Der Traum vom afrikanischen Operndorf

Viele ehemalige Kollegen Schlingensiefs waren gekommen. René Pollesch, Sophie Rois, Angela Winkler, Carl Hegemann und Jürgen Kuttner waren da, auch Claus Peymann schaute vorbei. Martin Wuttke las Texte aus Schlingensiefs Drehbüchern vor. Auch Behinderte, die Schlingensief für einige seiner Projekte ausgewählt hatte, amüsierten sich und sahen sich Dokumentationen über ihre Arbeiten mit dem aus Oberhausen stammenden Kultregisseur an.

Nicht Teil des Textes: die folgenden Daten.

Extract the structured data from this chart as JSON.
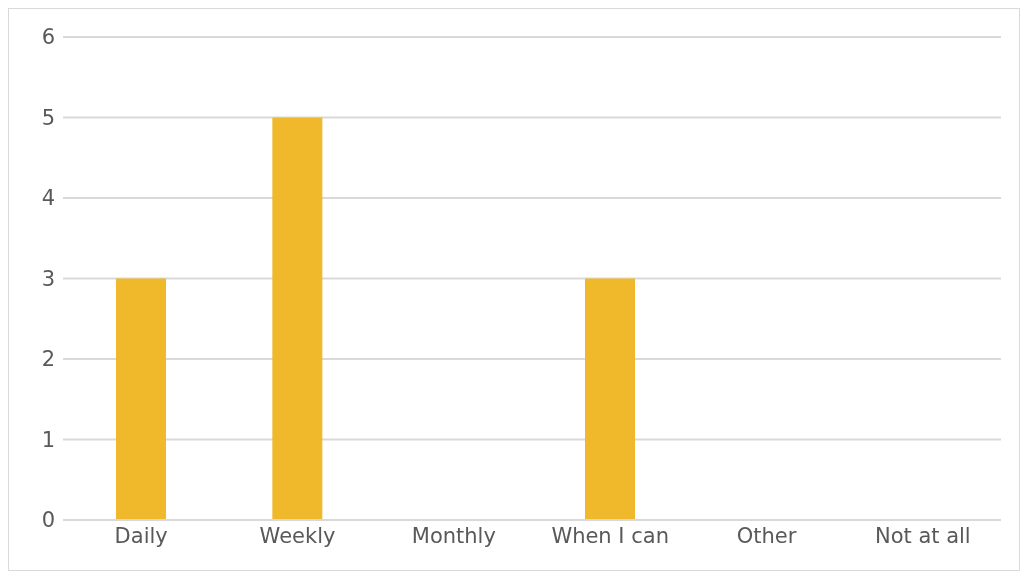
{
  "chart_data": {
    "type": "bar",
    "categories": [
      "Daily",
      "Weekly",
      "Monthly",
      "When I can",
      "Other",
      "Not at all"
    ],
    "values": [
      3,
      5,
      0,
      3,
      0,
      0
    ],
    "color": "#efb92b",
    "ylim": [
      0,
      6
    ],
    "yticks": [
      0,
      1,
      2,
      3,
      4,
      5,
      6
    ],
    "grid": "y"
  }
}
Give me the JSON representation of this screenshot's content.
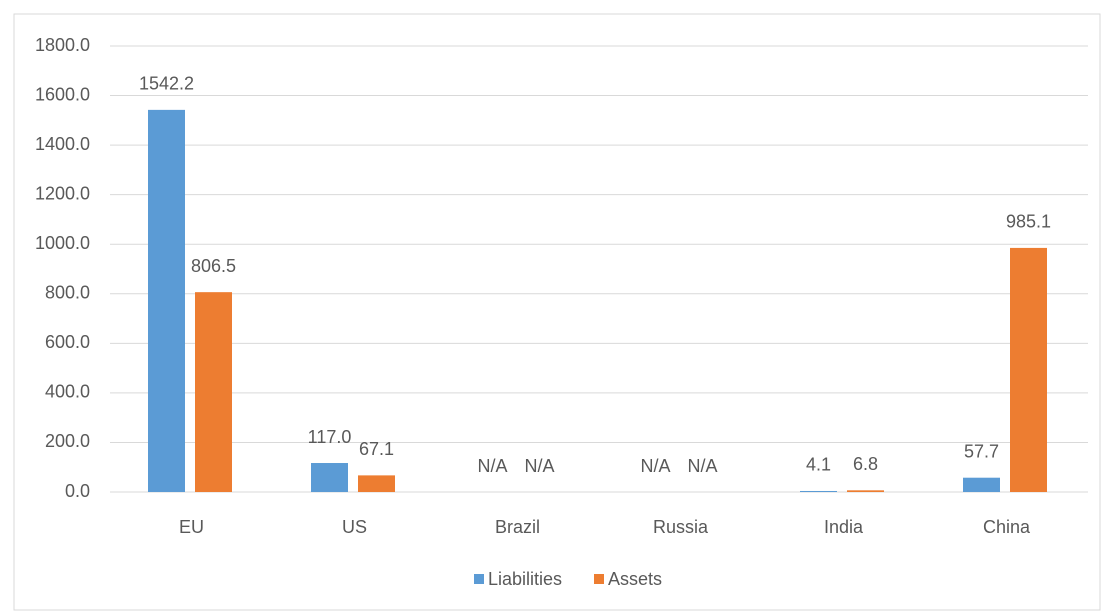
{
  "chart_data": {
    "type": "bar",
    "categories": [
      "EU",
      "US",
      "Brazil",
      "Russia",
      "India",
      "China"
    ],
    "series": [
      {
        "name": "Liabilities",
        "color": "#5b9bd5",
        "values": [
          1542.2,
          117,
          null,
          null,
          4.1,
          57.7
        ],
        "value_labels": [
          "1542.2",
          "117.0",
          "N/A",
          "N/A",
          "4.1",
          "57.7"
        ]
      },
      {
        "name": "Assets",
        "color": "#ed7d31",
        "values": [
          806.5,
          67.1,
          null,
          null,
          6.8,
          985.1
        ],
        "value_labels": [
          "806.5",
          "67.1",
          "N/A",
          "N/A",
          "6.8",
          "985.1"
        ]
      }
    ],
    "ylim": [
      0,
      1800
    ],
    "yticks": [
      {
        "value": 0,
        "label": "0.0"
      },
      {
        "value": 200,
        "label": "200.0"
      },
      {
        "value": 400,
        "label": "400.0"
      },
      {
        "value": 600,
        "label": "600.0"
      },
      {
        "value": 800,
        "label": "800.0"
      },
      {
        "value": 1000,
        "label": "1000.0"
      },
      {
        "value": 1200,
        "label": "1200.0"
      },
      {
        "value": 1400,
        "label": "1400.0"
      },
      {
        "value": 1600,
        "label": "1600.0"
      },
      {
        "value": 1800,
        "label": "1800.0"
      }
    ],
    "grid": true,
    "legend": "bottom"
  }
}
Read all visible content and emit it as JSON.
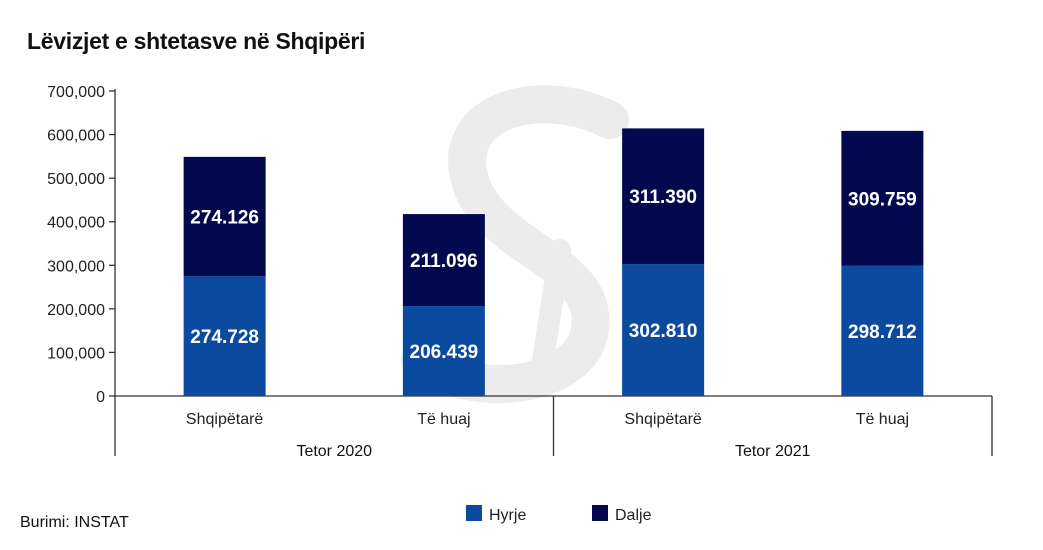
{
  "chart_data": {
    "type": "bar",
    "stacked": true,
    "title": "Lëvizjet e shtetasve në Shqipëri",
    "source_label": "Burimi:",
    "source_value": "INSTAT",
    "ylim": [
      0,
      700000
    ],
    "yticks": [
      0,
      100000,
      200000,
      300000,
      400000,
      500000,
      600000,
      700000
    ],
    "ytick_labels": [
      "0",
      "100,000",
      "200,000",
      "300,000",
      "400,000",
      "500,000",
      "600,000",
      "700,000"
    ],
    "groups": [
      {
        "label": "Tetor 2020",
        "categories": [
          "Shqipëtarë",
          "Të huaj"
        ]
      },
      {
        "label": "Tetor 2021",
        "categories": [
          "Shqipëtarë",
          "Të huaj"
        ]
      }
    ],
    "categories": [
      "Shqipëtarë",
      "Të huaj",
      "Shqipëtarë",
      "Të huaj"
    ],
    "series": [
      {
        "name": "Hyrje",
        "color": "#0b4a9e",
        "values": [
          274728,
          206439,
          302810,
          298712
        ],
        "labels": [
          "274.728",
          "206.439",
          "302.810",
          "298.712"
        ]
      },
      {
        "name": "Dalje",
        "color": "#03094f",
        "values": [
          274126,
          211096,
          311390,
          309759
        ],
        "labels": [
          "274.126",
          "211.096",
          "311.390",
          "309.759"
        ]
      }
    ],
    "legend_position": "bottom",
    "grid": false
  }
}
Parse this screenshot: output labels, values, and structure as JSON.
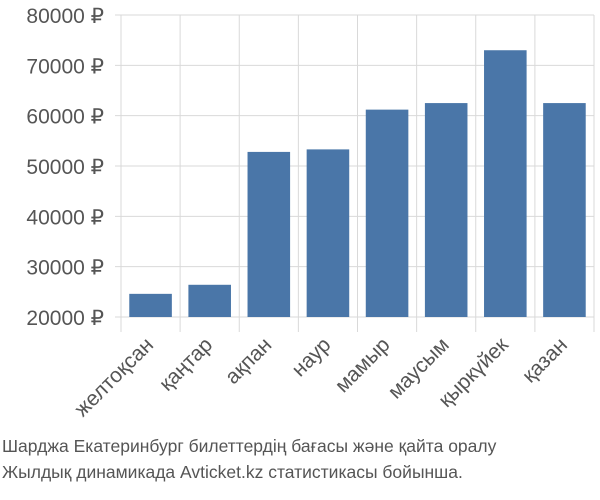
{
  "chart_data": {
    "type": "bar",
    "title": "",
    "xlabel": "",
    "ylabel": "",
    "categories": [
      "желтоқсан",
      "қаңтар",
      "ақпан",
      "наур",
      "мамыр",
      "маусым",
      "қыркүйек",
      "қазан"
    ],
    "values": [
      24600,
      26400,
      52800,
      53300,
      61200,
      62500,
      73000,
      62500
    ],
    "ylim": [
      17500,
      80000
    ],
    "yticks": [
      20000,
      30000,
      40000,
      50000,
      60000,
      70000,
      80000
    ],
    "currency_suffix": " ₽",
    "bar_color": "#4a76a8",
    "grid": true
  },
  "caption": {
    "line1": "Шарджа Екатеринбург билеттердің бағасы және қайта оралу",
    "line2": "Жылдық динамикада Avticket.kz статистикасы бойынша."
  }
}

Viel Raum beim Abschiedsfest nahm das Projekt ein, das Schlingensief bis zu seinem Tod nicht mehr los ließ - und für das er
prominente Fürsprecher, unter anderem den ehemaligen Außenminister Frank-Walter Steinmeier gefunden hatte: Ein Operndorf in Afrika. Eine schwarze Künstlerin trug mitreißende Gospels vor, ein großer, lebendiger Hase scharte in einem Holzkäfig, Monitore und Poster zeigten Bilder von Afrika und Entwürfe vom ambitionierten, in Burkina Faso geplanten Projekt, für das Schlingensief im Februar den Grundstein gelegt hatte. Ohne Schlingensief fehlt nun aber der große Antreiber. Vielleicht kann sein Traum aber doch Realität werden. Spenden werden eifrig gesammelt - auch oder gerade in dieser Nacht des Abschieds.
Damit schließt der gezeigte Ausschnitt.